Mais je me hâte d'ajouter que ce mot de sélection va pour moi avec celui d'orientation : il s'agit moins de classer (ce serait bien impossible) que de ne pas laisser des étudiants perdre leur temps à faire quelque chose qu'ils n'aiment pas. Si l'on aime étudier la chimie, on est à sa place dans un cursus de chimie ; mais si l'on aime étudier autre chose, alors on est à la place ailleurs qu'en chimie... et l'on voit que c'est le goût pour une matière qui peut être à la base d'une sélection positive !

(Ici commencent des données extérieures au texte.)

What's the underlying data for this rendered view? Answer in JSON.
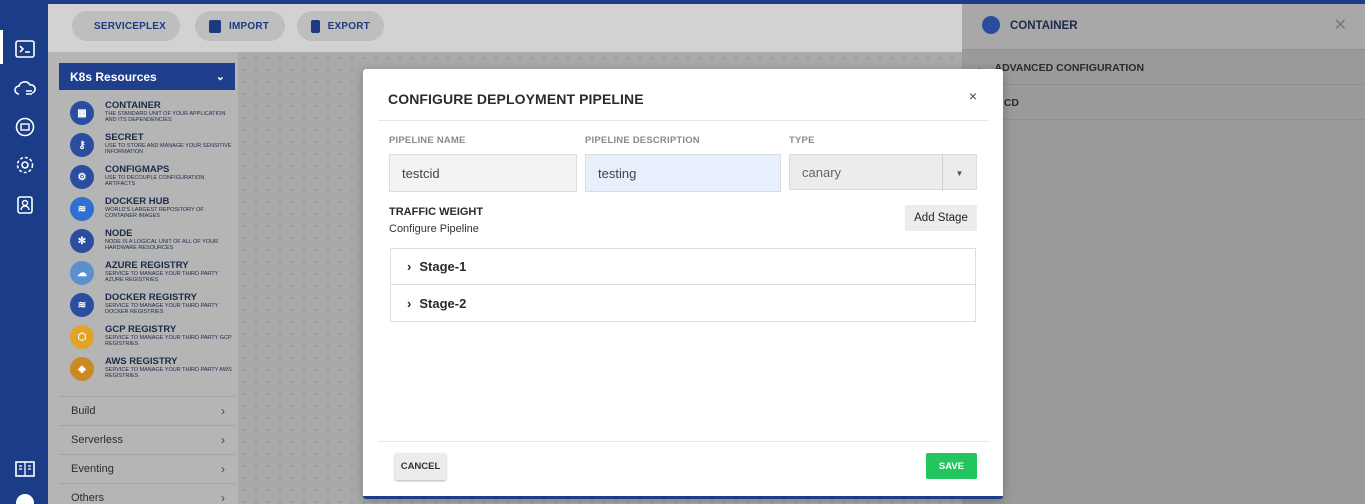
{
  "toolbar": {
    "buttons": [
      {
        "label": "SERVICEPLEX",
        "icon": "serviceplex-icon"
      },
      {
        "label": "IMPORT",
        "icon": "import-icon"
      },
      {
        "label": "EXPORT",
        "icon": "export-icon"
      }
    ]
  },
  "rail": {
    "icons": [
      "terminal-icon",
      "cloud-icon",
      "registry-icon",
      "gear-icon",
      "user-icon",
      "book-icon",
      "help-icon"
    ]
  },
  "resources": {
    "header": "K8s Resources",
    "items": [
      {
        "title": "CONTAINER",
        "desc": "THE STANDARD UNIT OF YOUR APPLICATION AND ITS DEPENDENCIES",
        "icon": "container-icon"
      },
      {
        "title": "SECRET",
        "desc": "USE TO STORE AND MANAGE YOUR SENSITIVE INFORMATION",
        "icon": "key-icon"
      },
      {
        "title": "CONFIGMAPS",
        "desc": "USE TO DECOUPLE CONFIGURATION ARTIFACTS",
        "icon": "configmap-icon"
      },
      {
        "title": "DOCKER HUB",
        "desc": "WORLD'S LARGEST REPOSITORY OF CONTAINER IMAGES",
        "icon": "docker-icon"
      },
      {
        "title": "NODE",
        "desc": "NODE IS A LOGICAL UNIT OF ALL OF YOUR HARDWARE RESOURCES",
        "icon": "node-icon"
      },
      {
        "title": "AZURE REGISTRY",
        "desc": "SERVICE TO MANAGE YOUR THIRD PARTY AZURE REGISTRIES",
        "icon": "azure-icon"
      },
      {
        "title": "DOCKER REGISTRY",
        "desc": "SERVICE TO MANAGE YOUR THIRD PARTY DOCKER REGISTRIES",
        "icon": "docker-registry-icon"
      },
      {
        "title": "GCP REGISTRY",
        "desc": "SERVICE TO MANAGE YOUR THIRD PARTY GCP REGISTRIES",
        "icon": "gcp-icon"
      },
      {
        "title": "AWS REGISTRY",
        "desc": "SERVICE TO MANAGE YOUR THIRD PARTY AWS REGISTRIES",
        "icon": "aws-icon"
      }
    ],
    "sections": [
      "Build",
      "Serverless",
      "Eventing",
      "Others"
    ]
  },
  "right_panel": {
    "title": "CONTAINER",
    "rows": [
      "ADVANCED CONFIGURATION",
      "/ CD"
    ]
  },
  "modal": {
    "title": "CONFIGURE DEPLOYMENT PIPELINE",
    "close": "×",
    "fields": {
      "name_label": "PIPELINE NAME",
      "name_value": "testcid",
      "desc_label": "PIPELINE DESCRIPTION",
      "desc_value": "testing",
      "type_label": "TYPE",
      "type_value": "canary"
    },
    "traffic_title": "TRAFFIC WEIGHT",
    "traffic_sub": "Configure Pipeline",
    "add_stage": "Add Stage",
    "stages": [
      "Stage-1",
      "Stage-2"
    ],
    "cancel": "CANCEL",
    "save": "SAVE"
  },
  "colors": {
    "brand": "#1f3c88",
    "save": "#22c55e"
  }
}
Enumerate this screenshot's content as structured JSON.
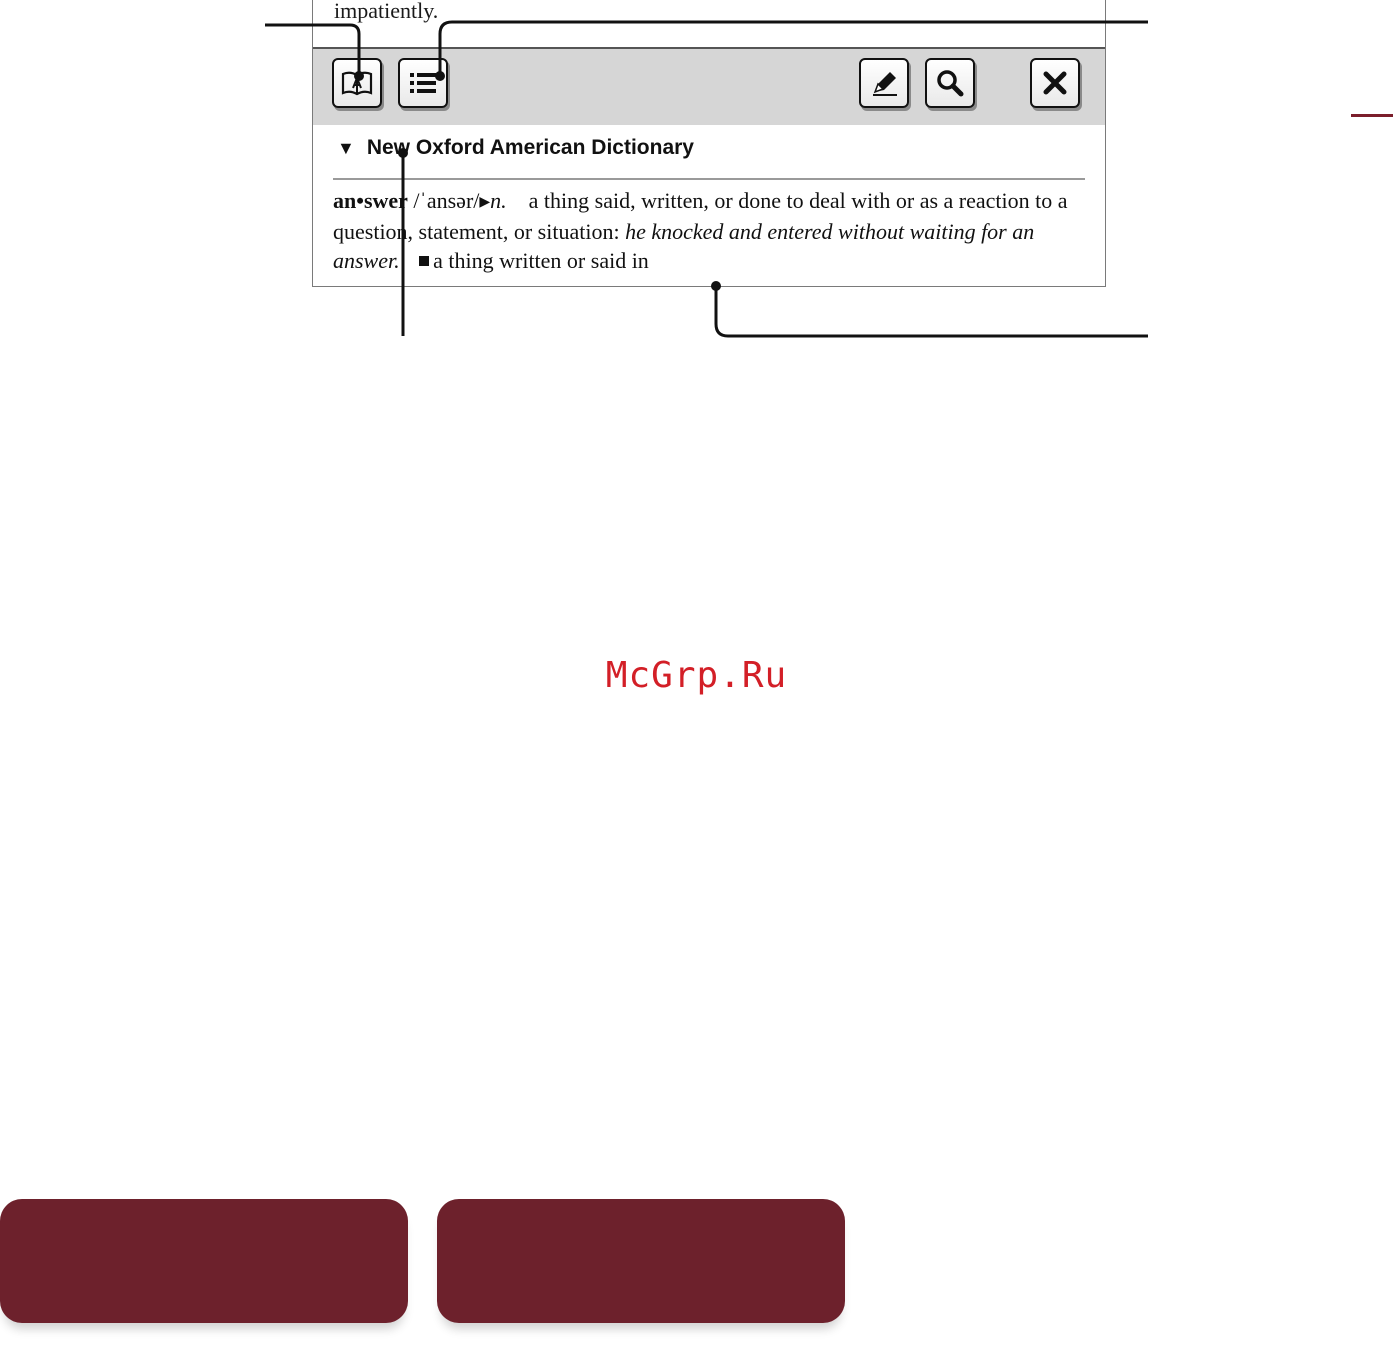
{
  "screen": {
    "previous_text": "impatiently.",
    "toolbar": {
      "buttons": [
        {
          "name": "dictionary-book-button",
          "icon": "open-book-icon"
        },
        {
          "name": "list-button",
          "icon": "list-icon"
        },
        {
          "name": "pen-button",
          "icon": "pencil-icon"
        },
        {
          "name": "search-button",
          "icon": "magnifier-icon"
        },
        {
          "name": "close-button",
          "icon": "close-icon"
        }
      ]
    },
    "dictionary": {
      "collapse_glyph": "▼",
      "name": "New Oxford American Dictionary"
    },
    "entry": {
      "headword": "an•swer",
      "pronunciation": "/ˈansər/",
      "pos_marker": "▶",
      "pos": "n.",
      "definition1": "a thing said, written, or done to deal with or as a reaction to a question, statement, or situation:",
      "example": "he knocked and entered without waiting for an answer.",
      "definition2": "a thing written or said in"
    }
  },
  "watermark": "McGrp.Ru",
  "colors": {
    "accent": "#6d212c",
    "watermark": "#d31f27",
    "toolbar_bg": "#d6d6d6"
  }
}
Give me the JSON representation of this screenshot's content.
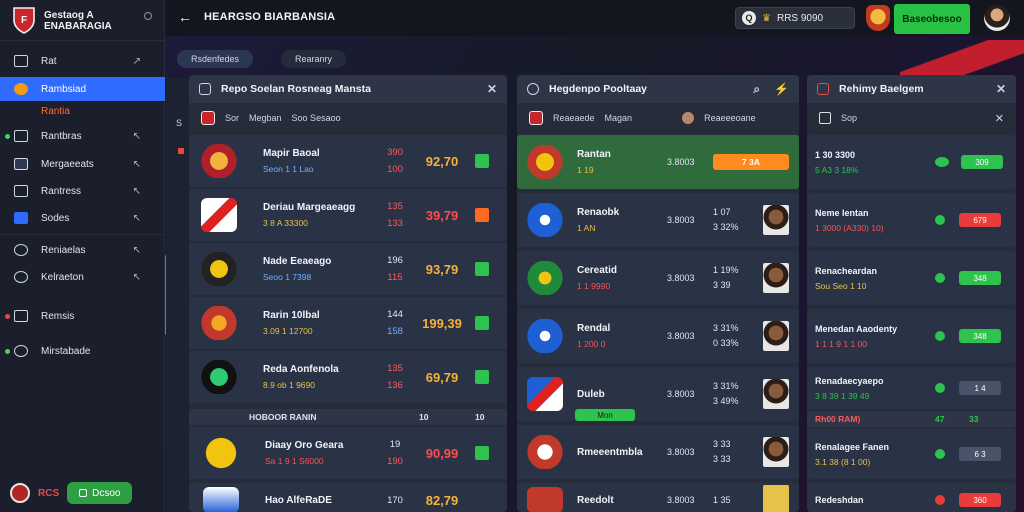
{
  "app": {
    "brand": "Gestaog A ENABARAGIA",
    "title": "HEARGSO BIARBANSIA"
  },
  "sidebar": {
    "items": [
      {
        "label": "Rat",
        "arrow": "↗"
      },
      {
        "label": "Rambsiad",
        "active": true
      },
      {
        "label": "Rantia"
      },
      {
        "label": "Rantbras",
        "arrow": "↖"
      },
      {
        "label": "Mergaeeats",
        "arrow": "↖"
      },
      {
        "label": "Rantress",
        "arrow": "↖"
      },
      {
        "label": "Sodes",
        "arrow": "↖"
      },
      {
        "label": "Reniaelas",
        "arrow": "↖"
      },
      {
        "label": "Kelraeton",
        "arrow": "↖"
      },
      {
        "label": "Remsis"
      },
      {
        "label": "Mirstabade"
      }
    ],
    "bottom_badge": "RCS",
    "bottom_button": "Dcsoo"
  },
  "top": {
    "coin_text": "RRS 9090",
    "cta": "Baseobesoo"
  },
  "chips": [
    "Rsdenfedes",
    "Rearanry"
  ],
  "panel1": {
    "title": "Repo Soelan Rosneag Mansta",
    "sub1": "Sor",
    "sub2": "Megban",
    "sub3": "Soo Sesaoo",
    "rows": [
      {
        "name": "Mapir Baoal",
        "sub": "Seon 1 1 Lao",
        "o1": "390",
        "o2": "100",
        "price": "92,70"
      },
      {
        "name": "Deriau Margeaeagg",
        "sub": "3 8 A 33300",
        "o1": "135",
        "o2": "133",
        "price": "39,79"
      },
      {
        "name": "Nade Eeaeago",
        "sub": "Seoo 1 7398",
        "o1": "196",
        "o2": "115",
        "price": "93,79"
      },
      {
        "name": "Rarin 10lbal",
        "sub": "3.09 1 12700",
        "o1": "144",
        "o2": "158",
        "price": "199,39"
      },
      {
        "name": "Reda Aonfenola",
        "sub": "8.9 ob 1 9690",
        "o1": "135",
        "o2": "136",
        "price": "69,79"
      },
      {
        "name": "Diaay Oro Geara",
        "sub": "Sa 1 9 1 S6000",
        "o1": "19",
        "o2": "190",
        "price": "90,99"
      },
      {
        "name": "Hao AlfeRaDE",
        "sub": "",
        "o1": "170",
        "o2": "",
        "price": "82,79"
      }
    ],
    "divider": "HOBOOR RANIN",
    "divider_a": "10",
    "divider_b": "10"
  },
  "panel2": {
    "title": "Hegdenpo Pooltaay",
    "sub1": "Reaeaede",
    "sub2": "Magan",
    "sub3": "Reaeeeoane",
    "rows": [
      {
        "name": "Rantan",
        "sub": "1 19",
        "v": "3.8003",
        "a": "7 3A",
        "b": ""
      },
      {
        "name": "Renaobk",
        "sub": "1 AN",
        "v": "3.8003",
        "a": "1 07",
        "b": "3 32%"
      },
      {
        "name": "Cereatid",
        "sub": "1 1 9990",
        "v": "3.8003",
        "a": "1 19%",
        "b": "3 39"
      },
      {
        "name": "Rendal",
        "sub": "1 200 0",
        "v": "3.8003",
        "a": "3 31%",
        "b": "0 33%"
      },
      {
        "name": "Duleb",
        "sub": "",
        "v": "3.8003",
        "a": "3 31%",
        "b": "3 49%"
      },
      {
        "name": "Rmeeentmbla",
        "sub": "",
        "v": "3.8003",
        "a": "3 33",
        "b": "3 33"
      },
      {
        "name": "Reedolt",
        "sub": "",
        "v": "3.8003",
        "a": "1 35",
        "b": ""
      }
    ],
    "divider_tag": "Mon"
  },
  "panel3": {
    "title": "Rehimy Baelgem",
    "sub": "Sop",
    "rows": [
      {
        "name": "1 30 3300",
        "sub": "5 A3 3 18%",
        "btn": "309",
        "top": "SS"
      },
      {
        "name": "Neme lentan",
        "sub": "1 3000 (A330) 10)",
        "btn": "679"
      },
      {
        "name": "Renacheardan",
        "sub": "Sou Seo 1 10",
        "btn": "348"
      },
      {
        "name": "Menedan Aaodenty",
        "sub": "1 1 1 9 1 1 00",
        "btn": "348"
      },
      {
        "name": "Renadaecyaepo",
        "sub": "3 8 39 1 39 49",
        "btn": "1 4"
      },
      {
        "name": "Renalagee Fanen",
        "sub": "3.1 38 (8 1 00)",
        "btn": "6 3"
      },
      {
        "name": "Redeshdan",
        "sub": "",
        "btn": "360"
      }
    ],
    "divider": "Rh00 RAM)",
    "divider_a": "47",
    "divider_b": "33"
  },
  "colors": {
    "accent": "#2f6bff",
    "green": "#2ec24e",
    "red": "#e83b3b",
    "orange": "#ff8a1e"
  }
}
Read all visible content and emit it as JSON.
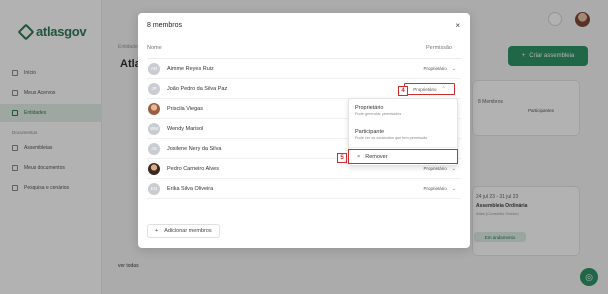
{
  "app": {
    "logo_text": "atlasgov",
    "nav_items": [
      "Início",
      "Meus Acervos",
      "Entidades"
    ],
    "nav_section": "Documentos",
    "nav_items2": [
      "Assembleias",
      "Meus documentos",
      "Pesquisa e cenários"
    ],
    "breadcrumb": "Entidades",
    "page_title": "Atla",
    "create_button": "Criar assembleia",
    "members_count_label": "8 Membros",
    "participants_label": "Participantes",
    "event_date": "24 jul 23 - 31 jul 23",
    "event_title": "Assembleia Ordinária",
    "event_subtitle": "Atlas (Conselho Gestor)",
    "event_status": "Em andamento",
    "see_all": "ver todas"
  },
  "modal": {
    "title": "8 membros",
    "close_icon": "×",
    "col_name": "Nome",
    "col_permission": "Permissão",
    "members": [
      {
        "initials": "AR",
        "name": "Aimme Reyes Ruiz",
        "permission": "Proprietário",
        "chevron": "⌄"
      },
      {
        "initials": "JP",
        "name": "João Pedro da Silva Paz",
        "permission": "Proprietário",
        "chevron": "⌃"
      },
      {
        "initials": "",
        "name": "Priscila Viegas",
        "permission": "",
        "chevron": ""
      },
      {
        "initials": "WM",
        "name": "Wendy Marisol",
        "permission": "",
        "chevron": ""
      },
      {
        "initials": "JS",
        "name": "Josilene Nery da Silva",
        "permission": "",
        "chevron": ""
      },
      {
        "initials": "",
        "name": "Pedro Carneiro Alves",
        "permission": "Proprietário",
        "chevron": "⌄"
      },
      {
        "initials": "EO",
        "name": "Erika Silva Oliveira",
        "permission": "Proprietário",
        "chevron": "⌄"
      }
    ],
    "add_members": "Adicionar membros",
    "add_icon": "+"
  },
  "dropdown": {
    "owner_title": "Proprietário",
    "owner_desc": "Pode gerenciar permissões",
    "participant_title": "Participante",
    "participant_desc": "Pode ver os conteúdos que tem permissão",
    "remove_label": "Remover",
    "remove_icon": "×"
  },
  "annotations": {
    "step4": "4",
    "step5": "5"
  },
  "colors": {
    "accent": "#2f9467",
    "highlight": "#d42c2c"
  }
}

4. L'étude se fait-elle seul ou à plusieurs ? Pourquoi ne pas penser que les deux solutions sont possibles. Le tout est d'être dans un position active de recherche : on doit prendre plutôt que recevoir... ce qui a des conséquences sur le métier de professeur.

A suivre, évidemment !

mercredi 15 juillet 2020

Plus que jamais, mettre en garde

1. Lors d'une formation académique, un samedi matin dans un lycée parisien, j'avais montré un oeuf (entier, dans sa coquille, tenu entre deux doigts, le gros bout en bas), & j'avais demandé à plus de 400 professeurs réunis où se trouvait le jaune.
Comme dans n'importe quelle assemblée, environ 80 pour cent de personnes ont répondu qu'il était dans la partie inférieure, 15 pour cent ont répondu qu'il était au centre, & reste ne savait pas.
Puis, j'avais ouvert l'oeuf en décalottant la partie supérieure, & on avait bien vu que le jaune flottait : le jaune d'oeuf est dans la partie supérieure, parce que, constitué de 50 pour cent de lipides, il flotte dans le blanc, lequel est une solution aqueuse de protéines (dix pour cent).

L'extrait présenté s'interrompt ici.